Because of the CSPRNG, a unique cryptographic key locks that vault on your phone. In order for the receiver to see the message, a matching key is generated on their device to unlock it. You might think: what if someone managed to get the key? Well, due to a process known as the “key exchange”, it isn’t sent with the vault. Both devices independently calculate the correct, matching key using the random numbers provided by their CSPRNGs.
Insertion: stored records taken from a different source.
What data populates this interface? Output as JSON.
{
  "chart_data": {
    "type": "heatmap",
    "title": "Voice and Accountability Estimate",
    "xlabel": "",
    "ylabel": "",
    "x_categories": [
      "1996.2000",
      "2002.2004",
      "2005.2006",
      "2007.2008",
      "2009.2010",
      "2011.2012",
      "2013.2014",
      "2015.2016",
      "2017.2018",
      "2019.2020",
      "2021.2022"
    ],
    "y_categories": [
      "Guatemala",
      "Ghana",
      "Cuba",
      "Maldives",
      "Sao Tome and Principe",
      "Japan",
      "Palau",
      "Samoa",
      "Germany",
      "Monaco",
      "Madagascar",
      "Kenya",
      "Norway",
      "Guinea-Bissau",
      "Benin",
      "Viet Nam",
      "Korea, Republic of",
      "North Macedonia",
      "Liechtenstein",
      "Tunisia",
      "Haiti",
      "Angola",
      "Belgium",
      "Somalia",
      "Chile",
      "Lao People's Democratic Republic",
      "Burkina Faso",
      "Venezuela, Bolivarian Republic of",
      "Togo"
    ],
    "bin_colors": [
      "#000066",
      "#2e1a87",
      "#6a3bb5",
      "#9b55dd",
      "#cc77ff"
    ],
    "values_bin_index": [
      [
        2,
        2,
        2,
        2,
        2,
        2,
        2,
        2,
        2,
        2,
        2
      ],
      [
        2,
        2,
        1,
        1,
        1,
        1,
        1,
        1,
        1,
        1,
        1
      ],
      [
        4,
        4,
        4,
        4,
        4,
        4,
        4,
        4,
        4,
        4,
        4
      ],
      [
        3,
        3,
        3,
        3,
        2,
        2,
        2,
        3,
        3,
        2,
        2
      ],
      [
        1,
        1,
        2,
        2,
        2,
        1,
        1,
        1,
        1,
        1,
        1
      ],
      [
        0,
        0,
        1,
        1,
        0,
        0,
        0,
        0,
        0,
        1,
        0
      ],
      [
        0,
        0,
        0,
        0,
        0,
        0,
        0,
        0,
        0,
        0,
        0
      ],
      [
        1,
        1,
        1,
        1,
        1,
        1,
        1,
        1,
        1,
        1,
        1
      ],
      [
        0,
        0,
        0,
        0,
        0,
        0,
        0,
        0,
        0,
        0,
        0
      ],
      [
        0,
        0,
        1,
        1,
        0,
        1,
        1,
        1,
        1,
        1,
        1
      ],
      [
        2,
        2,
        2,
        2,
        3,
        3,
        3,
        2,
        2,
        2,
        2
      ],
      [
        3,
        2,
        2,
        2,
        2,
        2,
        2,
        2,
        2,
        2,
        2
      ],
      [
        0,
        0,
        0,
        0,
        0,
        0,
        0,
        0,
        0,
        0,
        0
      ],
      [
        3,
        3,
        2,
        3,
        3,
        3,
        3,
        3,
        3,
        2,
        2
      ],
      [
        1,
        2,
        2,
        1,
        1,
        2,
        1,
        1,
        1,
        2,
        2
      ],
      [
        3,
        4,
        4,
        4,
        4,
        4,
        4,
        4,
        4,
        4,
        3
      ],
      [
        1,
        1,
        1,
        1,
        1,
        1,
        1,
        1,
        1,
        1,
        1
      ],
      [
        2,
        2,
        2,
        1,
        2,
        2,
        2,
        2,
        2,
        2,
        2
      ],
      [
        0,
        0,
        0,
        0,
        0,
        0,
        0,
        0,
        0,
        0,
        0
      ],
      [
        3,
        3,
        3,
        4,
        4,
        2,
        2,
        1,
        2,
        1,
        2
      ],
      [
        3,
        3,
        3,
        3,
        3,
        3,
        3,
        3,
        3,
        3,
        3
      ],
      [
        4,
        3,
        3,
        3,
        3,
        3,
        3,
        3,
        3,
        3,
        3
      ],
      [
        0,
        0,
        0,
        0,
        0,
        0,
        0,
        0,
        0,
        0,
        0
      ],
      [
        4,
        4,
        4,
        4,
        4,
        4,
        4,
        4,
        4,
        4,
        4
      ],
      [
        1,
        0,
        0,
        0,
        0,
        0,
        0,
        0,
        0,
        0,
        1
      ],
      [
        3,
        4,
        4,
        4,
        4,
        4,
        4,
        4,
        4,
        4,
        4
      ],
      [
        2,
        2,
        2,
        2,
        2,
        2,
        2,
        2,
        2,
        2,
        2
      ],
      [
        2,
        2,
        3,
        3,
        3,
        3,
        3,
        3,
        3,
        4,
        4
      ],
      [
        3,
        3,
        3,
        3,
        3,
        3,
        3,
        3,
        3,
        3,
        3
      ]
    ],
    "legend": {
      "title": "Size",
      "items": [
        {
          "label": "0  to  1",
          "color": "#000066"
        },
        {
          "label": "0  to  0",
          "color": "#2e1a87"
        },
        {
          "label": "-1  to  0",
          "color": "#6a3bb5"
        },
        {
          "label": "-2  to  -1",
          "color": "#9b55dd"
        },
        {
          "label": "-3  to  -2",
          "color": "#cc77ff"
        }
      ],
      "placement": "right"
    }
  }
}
In WhatsApp, for example, when you send a text message or photo, it travels across the internet as a scrambled, unreadable string of characters. If anyone were to intercept it, all they’d see is meaningless digital static. Even hosting providers can’t see the communications because they don’t have the keys. Only the sender and receiver hold them.
But CSPRNG is not done after a message lands at its destination. It is constantly working in the background, generating brand-new, temporary keys for every single message you send. That means, if a key became known by those outside of a WhatsApp group, for instance, third parties still wouldn’t be able to use it to see texts from the past or those sent in the future.
Keeping Our Everyday Conversations Secure
Hitting “send” might be a simple act we all do every day. But behind that push of a digital button is a sophisticated security system in which CSPRNG technology keeps our messages, photos, and files private. With this invisible algorithm, modern messaging apps keep our everyday conversations secure online.